Sungguh saya berterimakasih kepada Tuhan saya yang begitu baik atas diperkenalkannya ‘kopi’ kepada hidup saya yang kecil ini. Kopi adalah sekelumit cerminan hidup yang paling saya sukai. Kopi memiliki semua titik ekstrem seperti hidup. Titik dimana saya dapat menyukainya dengan begitu menggila. Saya dapat merasa, saya tak dapat hidup tanpa kopi. Saya dapat begitu menciptakan suasana yang syahdu saat saya menyesap cairan lembutnya yang beraroma keras tersebut. Saya dapat merasakan sentuhan – sentuhan lembutnya pada syaraf – syaraf di mulut saya dan seluruh alat pencernaan saya. Bahkan, saya tahu bahwa hati saya begitu bergembira saat cairan tersebut memasuki tubuh saya. Tapi, kelamaan saya merasakan rasa pahit yang begitu memuakkan pada pangkal lidah saya. Saya merasakan betapa saya sungguh ingin muntah saat saya bangun tidur di pagi hari, setelah malam sebelumnya saya meneguk secangkir kopi. Lalu, saat rasa ngilu menghatam dada kiri saya, beberapa umpatan pasti akan saya lontarkan pada cangkir – cangkir kopi yang pernah saya teguk, lalu saya akan memutuskan untuk menjauhkan anda dari hidup saya sejauh mungkin.

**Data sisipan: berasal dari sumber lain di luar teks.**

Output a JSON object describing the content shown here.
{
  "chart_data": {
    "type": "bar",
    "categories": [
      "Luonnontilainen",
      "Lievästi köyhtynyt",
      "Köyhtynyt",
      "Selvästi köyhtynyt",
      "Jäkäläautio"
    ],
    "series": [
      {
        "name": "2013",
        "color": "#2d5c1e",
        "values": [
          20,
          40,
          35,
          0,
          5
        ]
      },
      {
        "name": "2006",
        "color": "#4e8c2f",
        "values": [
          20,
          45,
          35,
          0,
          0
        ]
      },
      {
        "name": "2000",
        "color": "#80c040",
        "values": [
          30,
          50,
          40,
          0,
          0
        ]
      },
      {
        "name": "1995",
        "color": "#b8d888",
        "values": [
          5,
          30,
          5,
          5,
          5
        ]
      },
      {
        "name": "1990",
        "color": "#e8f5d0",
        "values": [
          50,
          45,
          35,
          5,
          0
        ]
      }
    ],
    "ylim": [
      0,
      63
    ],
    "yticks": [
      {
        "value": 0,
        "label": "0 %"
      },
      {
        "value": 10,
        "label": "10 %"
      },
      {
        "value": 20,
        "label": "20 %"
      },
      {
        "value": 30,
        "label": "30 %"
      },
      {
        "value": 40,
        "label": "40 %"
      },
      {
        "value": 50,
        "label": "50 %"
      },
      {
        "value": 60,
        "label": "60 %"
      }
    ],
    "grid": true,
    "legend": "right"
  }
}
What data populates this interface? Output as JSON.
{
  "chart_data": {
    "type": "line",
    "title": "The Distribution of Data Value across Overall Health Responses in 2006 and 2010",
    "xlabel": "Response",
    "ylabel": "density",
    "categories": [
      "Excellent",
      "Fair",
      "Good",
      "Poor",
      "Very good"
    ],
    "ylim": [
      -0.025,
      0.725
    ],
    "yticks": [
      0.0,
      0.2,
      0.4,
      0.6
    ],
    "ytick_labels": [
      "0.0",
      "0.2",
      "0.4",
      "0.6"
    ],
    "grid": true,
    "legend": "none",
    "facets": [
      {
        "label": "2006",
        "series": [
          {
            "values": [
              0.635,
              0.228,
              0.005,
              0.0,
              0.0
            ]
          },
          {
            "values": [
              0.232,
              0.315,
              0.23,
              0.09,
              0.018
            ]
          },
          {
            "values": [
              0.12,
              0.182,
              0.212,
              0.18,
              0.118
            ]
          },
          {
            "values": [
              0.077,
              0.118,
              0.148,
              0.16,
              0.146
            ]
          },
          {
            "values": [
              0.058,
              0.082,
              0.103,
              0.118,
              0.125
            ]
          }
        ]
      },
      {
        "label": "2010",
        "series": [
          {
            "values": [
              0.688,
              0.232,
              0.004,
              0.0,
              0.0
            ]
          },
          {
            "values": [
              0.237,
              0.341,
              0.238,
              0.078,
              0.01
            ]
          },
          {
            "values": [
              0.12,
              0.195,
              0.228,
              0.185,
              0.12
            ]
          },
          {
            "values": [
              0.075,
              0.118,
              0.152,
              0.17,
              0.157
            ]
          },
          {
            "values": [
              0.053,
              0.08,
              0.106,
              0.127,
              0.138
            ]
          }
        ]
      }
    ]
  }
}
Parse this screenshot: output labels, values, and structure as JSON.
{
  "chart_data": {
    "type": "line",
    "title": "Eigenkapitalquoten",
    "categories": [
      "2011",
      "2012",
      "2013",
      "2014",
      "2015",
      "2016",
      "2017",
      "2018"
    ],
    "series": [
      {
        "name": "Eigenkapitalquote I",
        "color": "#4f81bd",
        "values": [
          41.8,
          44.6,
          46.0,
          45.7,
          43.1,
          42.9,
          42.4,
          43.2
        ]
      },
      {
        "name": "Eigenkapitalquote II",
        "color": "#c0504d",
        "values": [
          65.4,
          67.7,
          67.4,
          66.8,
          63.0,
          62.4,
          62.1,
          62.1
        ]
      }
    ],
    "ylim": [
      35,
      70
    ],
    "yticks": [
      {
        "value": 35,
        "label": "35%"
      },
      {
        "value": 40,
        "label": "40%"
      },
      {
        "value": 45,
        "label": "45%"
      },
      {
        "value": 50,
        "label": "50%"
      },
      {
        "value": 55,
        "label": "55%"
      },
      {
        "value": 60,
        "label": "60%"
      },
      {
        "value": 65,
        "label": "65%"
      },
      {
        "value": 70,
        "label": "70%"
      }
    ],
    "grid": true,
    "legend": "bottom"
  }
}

Dan anda. Yang juga menjadi pecinta kopi. Saya memang tak mengenal anda sedetail saya mengenal diri saya sendiri. Tapi Tuhan saya yang baik sepertinya menghadirkan anda dalam hidup saya untuk suatu tujuan mulia. Untuk teman bagi saya menikmati cangkir – cangkir kopi tanpa batas dalam hidup saya dan anda. Untuk meresapi betapa hidup ini terlalu menyedihkan untuk dilewatkan tanpa berfikir, bertindak, lalu bersyukur. Anda adalah guru yang tak dikenal orang lain. Hanya saya yang mengenal anda sebagai guru. Anda seperti kopi. Begitu pekat dalam fikiran saya. Begitu harum dalam dunia kerinduan yang saya miliki. Tapi saya tidak pernah mengharapkan anda hadir seperti kopi yang lengkap dengan titik ekstrimnya.

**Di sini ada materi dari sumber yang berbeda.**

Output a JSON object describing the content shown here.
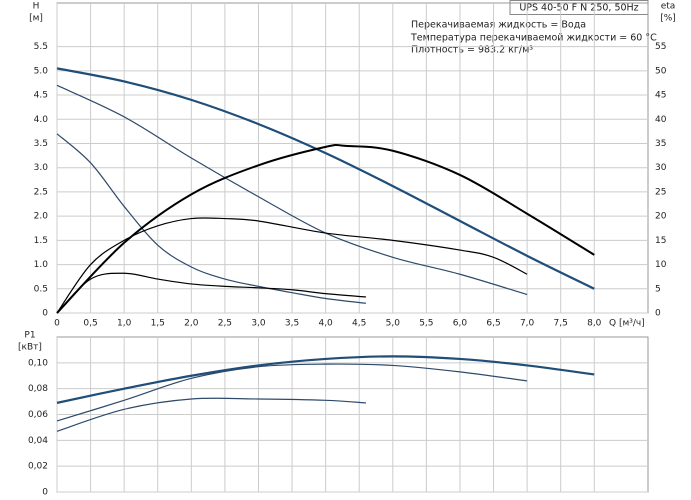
{
  "chart_data": [
    {
      "type": "line",
      "title": "UPS 40-50 F N 250, 50Hz",
      "annotations": [
        "Перекачиваемая жидкость = Вода",
        "Температура перекачиваемой жидкости = 60 °C",
        "Плотность = 983.2 кг/м³"
      ],
      "ylabel": "H",
      "yunit": "[м]",
      "y2label": "eta",
      "y2unit": "[%]",
      "xlabel": "Q [м³/ч]",
      "xlim": [
        0,
        8.8
      ],
      "ylim": [
        0,
        6.4
      ],
      "y2lim": [
        0,
        64
      ],
      "grid": true,
      "xticks": [
        0,
        {
          "value": 0.5,
          "label": "0,5"
        },
        {
          "value": 1,
          "label": "1,0"
        },
        {
          "value": 1.5,
          "label": "1,5"
        },
        {
          "value": 2,
          "label": "2,0"
        },
        {
          "value": 2.5,
          "label": "2,5"
        },
        {
          "value": 3,
          "label": "3,0"
        },
        {
          "value": 3.5,
          "label": "3,5"
        },
        {
          "value": 4,
          "label": "4,0"
        },
        {
          "value": 4.5,
          "label": "4,5"
        },
        {
          "value": 5,
          "label": "5,0"
        },
        {
          "value": 5.5,
          "label": "5,5"
        },
        {
          "value": 6,
          "label": "6,0"
        },
        {
          "value": 6.5,
          "label": "6,5"
        },
        {
          "value": 7,
          "label": "7,0"
        },
        {
          "value": 7.5,
          "label": "7,5"
        },
        {
          "value": 8,
          "label": "8,0"
        }
      ],
      "yticks": [
        0,
        0.5,
        {
          "value": 1,
          "label": "1.0"
        },
        1.5,
        {
          "value": 2,
          "label": "2.0"
        },
        2.5,
        {
          "value": 3,
          "label": "3.0"
        },
        3.5,
        {
          "value": 4,
          "label": "4.0"
        },
        4.5,
        {
          "value": 5,
          "label": "5.0"
        },
        5.5
      ],
      "y2ticks": [
        0,
        5,
        10,
        15,
        20,
        25,
        30,
        35,
        40,
        45,
        50,
        55
      ],
      "series": [
        {
          "color": "#1f4e79",
          "width": 2.2,
          "x": [
            0,
            1,
            2,
            3,
            4,
            5,
            6,
            7,
            8
          ],
          "values": [
            5.05,
            4.78,
            4.4,
            3.9,
            3.3,
            2.62,
            1.9,
            1.18,
            0.5
          ]
        },
        {
          "color": "#2e4a6b",
          "width": 1.2,
          "x": [
            0,
            1,
            2,
            3,
            4,
            5,
            6,
            7
          ],
          "values": [
            4.7,
            4.05,
            3.2,
            2.4,
            1.65,
            1.15,
            0.8,
            0.38
          ]
        },
        {
          "color": "#2e4a6b",
          "width": 1.2,
          "x": [
            0,
            0.5,
            1,
            1.5,
            2,
            2.5,
            3,
            3.5,
            4,
            4.6
          ],
          "values": [
            3.7,
            3.1,
            2.2,
            1.4,
            0.95,
            0.7,
            0.55,
            0.42,
            0.3,
            0.2
          ]
        },
        {
          "color": "#000000",
          "width": 2,
          "axis": "y2",
          "x": [
            0,
            1,
            2,
            3,
            4,
            4.3,
            5,
            6,
            7,
            8
          ],
          "values": [
            0,
            14.5,
            24.5,
            30.5,
            34.3,
            34.5,
            33.5,
            28.5,
            20.5,
            12
          ]
        },
        {
          "color": "#000000",
          "width": 1.2,
          "axis": "y2",
          "x": [
            0,
            0.5,
            1,
            1.5,
            2,
            2.5,
            3,
            4,
            5,
            6,
            6.5,
            7
          ],
          "values": [
            0,
            10,
            15,
            18,
            19.5,
            19.5,
            19,
            16.5,
            15,
            13,
            11.5,
            8
          ]
        },
        {
          "color": "#000000",
          "width": 1.2,
          "axis": "y2",
          "x": [
            0,
            0.5,
            1,
            1.5,
            2,
            2.5,
            3,
            3.5,
            4,
            4.6
          ],
          "values": [
            0,
            7,
            8.2,
            7,
            6,
            5.5,
            5.2,
            4.8,
            4,
            3.3
          ]
        }
      ]
    },
    {
      "type": "line",
      "ylabel": "P1",
      "yunit": "[кВт]",
      "xlim": [
        0,
        8.8
      ],
      "ylim": [
        0,
        0.12
      ],
      "grid": true,
      "xticks": [
        0,
        0.5,
        1,
        1.5,
        2,
        2.5,
        3,
        3.5,
        4,
        4.5,
        5,
        5.5,
        6,
        6.5,
        7,
        7.5,
        8
      ],
      "yticks": [
        0,
        {
          "value": 0.02,
          "label": "0,02"
        },
        {
          "value": 0.04,
          "label": "0,04"
        },
        {
          "value": 0.06,
          "label": "0,06"
        },
        {
          "value": 0.08,
          "label": "0,08"
        },
        {
          "value": 0.1,
          "label": "0,10"
        }
      ],
      "series": [
        {
          "color": "#1f4e79",
          "width": 2.2,
          "x": [
            0,
            1,
            2,
            3,
            4,
            5,
            6,
            7,
            8
          ],
          "values": [
            0.069,
            0.08,
            0.09,
            0.098,
            0.103,
            0.105,
            0.103,
            0.098,
            0.091
          ]
        },
        {
          "color": "#2e4a6b",
          "width": 1.2,
          "x": [
            0,
            1,
            2,
            3,
            4,
            5,
            6,
            7
          ],
          "values": [
            0.055,
            0.071,
            0.088,
            0.097,
            0.099,
            0.098,
            0.093,
            0.086
          ]
        },
        {
          "color": "#2e4a6b",
          "width": 1.2,
          "x": [
            0,
            1,
            2,
            3,
            4,
            4.6
          ],
          "values": [
            0.047,
            0.064,
            0.072,
            0.072,
            0.071,
            0.069
          ]
        }
      ]
    }
  ]
}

Memang tak seluruh waktu saya habiskan bersama anda. Atau mungkin belum. Saya belum tahu. Tapi sekelumit waktu yang Tuhan ijinkan agar saya bersama anda telah menumbuhkan rasa syukur. Mengingatkan bahwa, saya bukan lah sesuatu dibanding banyak hal di dunia ini.

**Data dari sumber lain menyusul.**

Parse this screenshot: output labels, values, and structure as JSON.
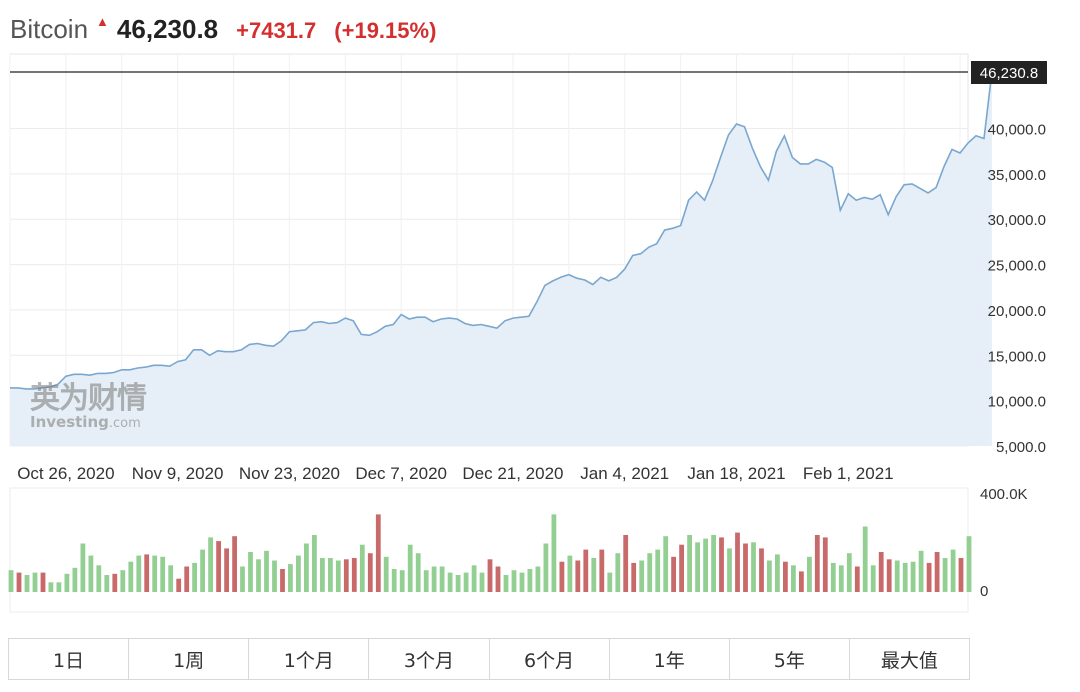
{
  "header": {
    "instrument": "Bitcoin",
    "price": "46,230.8",
    "change": "+7431.7",
    "change_pct": "(+19.15%)"
  },
  "watermark": {
    "cn": "英为财情",
    "en": "Investing",
    "domain": ".com"
  },
  "colors": {
    "line": "#7aa7cf",
    "area": "#e6eff7",
    "up_volume": "#93cf93",
    "down_volume": "#c96a6a",
    "last_label_bg": "#222222"
  },
  "chart_data": {
    "type": "area",
    "last_price_label": "46,230.8",
    "y_ticks": [
      "40,000.0",
      "35,000.0",
      "30,000.0",
      "25,000.0",
      "20,000.0",
      "15,000.0",
      "10,000.0",
      "5,000.0"
    ],
    "y_tick_values": [
      40000,
      35000,
      30000,
      25000,
      20000,
      15000,
      10000,
      5000
    ],
    "ylim": [
      5000,
      46230.8
    ],
    "x_ticks": [
      "Oct 26, 2020",
      "Nov 9, 2020",
      "Nov 23, 2020",
      "Dec 7, 2020",
      "Dec 21, 2020",
      "Jan 4, 2021",
      "Jan 18, 2021",
      "Feb 1, 2021"
    ],
    "x_tick_index": [
      7,
      21,
      35,
      49,
      63,
      77,
      91,
      105
    ],
    "x_range": [
      0,
      120
    ],
    "grid": true,
    "price": [
      11400,
      11400,
      11300,
      11300,
      11400,
      11500,
      11800,
      12700,
      12900,
      12900,
      12800,
      13000,
      13000,
      13100,
      13400,
      13400,
      13600,
      13700,
      13900,
      13900,
      13800,
      14300,
      14500,
      15600,
      15600,
      15000,
      15500,
      15400,
      15400,
      15600,
      16200,
      16300,
      16100,
      16000,
      16600,
      17600,
      17700,
      17800,
      18600,
      18700,
      18500,
      18600,
      19100,
      18800,
      17300,
      17200,
      17600,
      18200,
      18400,
      19500,
      19000,
      19200,
      19200,
      18700,
      19000,
      19100,
      19000,
      18500,
      18300,
      18400,
      18200,
      18000,
      18800,
      19100,
      19200,
      19300,
      20900,
      22700,
      23200,
      23600,
      23900,
      23500,
      23300,
      22800,
      23600,
      23200,
      23600,
      24500,
      26000,
      26200,
      26900,
      27300,
      28800,
      29000,
      29300,
      32100,
      33000,
      32100,
      34200,
      36800,
      39300,
      40500,
      40200,
      37800,
      35800,
      34300,
      37500,
      39200,
      36800,
      36100,
      36100,
      36600,
      36300,
      35700,
      31000,
      32800,
      32100,
      32400,
      32200,
      32700,
      30500,
      32500,
      33800,
      33900,
      33400,
      32900,
      33500,
      35800,
      37700,
      37300,
      38400,
      39200,
      38900,
      46230.8
    ],
    "volume_ylim": [
      0,
      400
    ],
    "volume_ticks": [
      "400.0K",
      "0"
    ],
    "volume": [
      [
        90,
        1
      ],
      [
        80,
        0
      ],
      [
        70,
        1
      ],
      [
        80,
        1
      ],
      [
        80,
        0
      ],
      [
        40,
        1
      ],
      [
        40,
        1
      ],
      [
        75,
        1
      ],
      [
        100,
        1
      ],
      [
        200,
        1
      ],
      [
        150,
        1
      ],
      [
        110,
        1
      ],
      [
        70,
        1
      ],
      [
        75,
        0
      ],
      [
        90,
        1
      ],
      [
        125,
        1
      ],
      [
        150,
        1
      ],
      [
        155,
        0
      ],
      [
        150,
        1
      ],
      [
        145,
        1
      ],
      [
        110,
        1
      ],
      [
        55,
        0
      ],
      [
        105,
        0
      ],
      [
        120,
        1
      ],
      [
        175,
        1
      ],
      [
        225,
        1
      ],
      [
        210,
        0
      ],
      [
        180,
        0
      ],
      [
        230,
        0
      ],
      [
        105,
        1
      ],
      [
        165,
        1
      ],
      [
        135,
        1
      ],
      [
        170,
        1
      ],
      [
        130,
        1
      ],
      [
        95,
        0
      ],
      [
        115,
        1
      ],
      [
        150,
        1
      ],
      [
        200,
        1
      ],
      [
        235,
        1
      ],
      [
        140,
        1
      ],
      [
        140,
        1
      ],
      [
        130,
        1
      ],
      [
        135,
        0
      ],
      [
        140,
        0
      ],
      [
        195,
        1
      ],
      [
        160,
        0
      ],
      [
        320,
        0
      ],
      [
        145,
        1
      ],
      [
        95,
        1
      ],
      [
        90,
        1
      ],
      [
        195,
        1
      ],
      [
        160,
        1
      ],
      [
        90,
        1
      ],
      [
        105,
        1
      ],
      [
        105,
        1
      ],
      [
        80,
        1
      ],
      [
        70,
        1
      ],
      [
        80,
        1
      ],
      [
        110,
        1
      ],
      [
        80,
        1
      ],
      [
        135,
        0
      ],
      [
        105,
        0
      ],
      [
        70,
        1
      ],
      [
        90,
        1
      ],
      [
        80,
        1
      ],
      [
        95,
        1
      ],
      [
        105,
        1
      ],
      [
        200,
        1
      ],
      [
        320,
        1
      ],
      [
        125,
        0
      ],
      [
        150,
        1
      ],
      [
        130,
        0
      ],
      [
        175,
        0
      ],
      [
        140,
        1
      ],
      [
        175,
        0
      ],
      [
        80,
        1
      ],
      [
        160,
        1
      ],
      [
        235,
        0
      ],
      [
        120,
        0
      ],
      [
        130,
        1
      ],
      [
        160,
        1
      ],
      [
        175,
        1
      ],
      [
        230,
        1
      ],
      [
        145,
        0
      ],
      [
        195,
        0
      ],
      [
        235,
        1
      ],
      [
        205,
        1
      ],
      [
        220,
        1
      ],
      [
        235,
        1
      ],
      [
        225,
        0
      ],
      [
        180,
        1
      ],
      [
        245,
        0
      ],
      [
        200,
        0
      ],
      [
        205,
        1
      ],
      [
        180,
        0
      ],
      [
        130,
        1
      ],
      [
        155,
        1
      ],
      [
        125,
        0
      ],
      [
        110,
        1
      ],
      [
        85,
        0
      ],
      [
        145,
        1
      ],
      [
        235,
        0
      ],
      [
        225,
        0
      ],
      [
        120,
        1
      ],
      [
        110,
        1
      ],
      [
        160,
        1
      ],
      [
        105,
        0
      ],
      [
        270,
        1
      ],
      [
        110,
        1
      ],
      [
        165,
        0
      ],
      [
        135,
        0
      ],
      [
        130,
        1
      ],
      [
        120,
        1
      ],
      [
        125,
        1
      ],
      [
        170,
        1
      ],
      [
        120,
        0
      ],
      [
        165,
        0
      ],
      [
        140,
        1
      ],
      [
        175,
        1
      ],
      [
        140,
        0
      ],
      [
        230,
        1
      ]
    ]
  },
  "ranges": [
    "1日",
    "1周",
    "1个月",
    "3个月",
    "6个月",
    "1年",
    "5年",
    "最大值"
  ]
}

Anda telah jauh membuka fikiran saya. Kopi tak hanya hitam. Tak hanya espresso. Ada cremer yang mengencerkan kepekatan cita rasanya. Ada hazelnut yang membumbui keangkuhan aromanya. Ada vanilla yang memaniskan ketegasannya. Ada sebongkah es krim yang mendinginkan tampilannya. Anda lah pelengkap dari kopi dalam hidup saya.
Saya, espresso, dan anda. Adalah secangkir kopi kehidupan. Yang diolah seorang barista terhebat di dunia, yaitu Tuhan, dengan segala kesempurnaan-Nya. Tanpa ada yang dapat menandingi.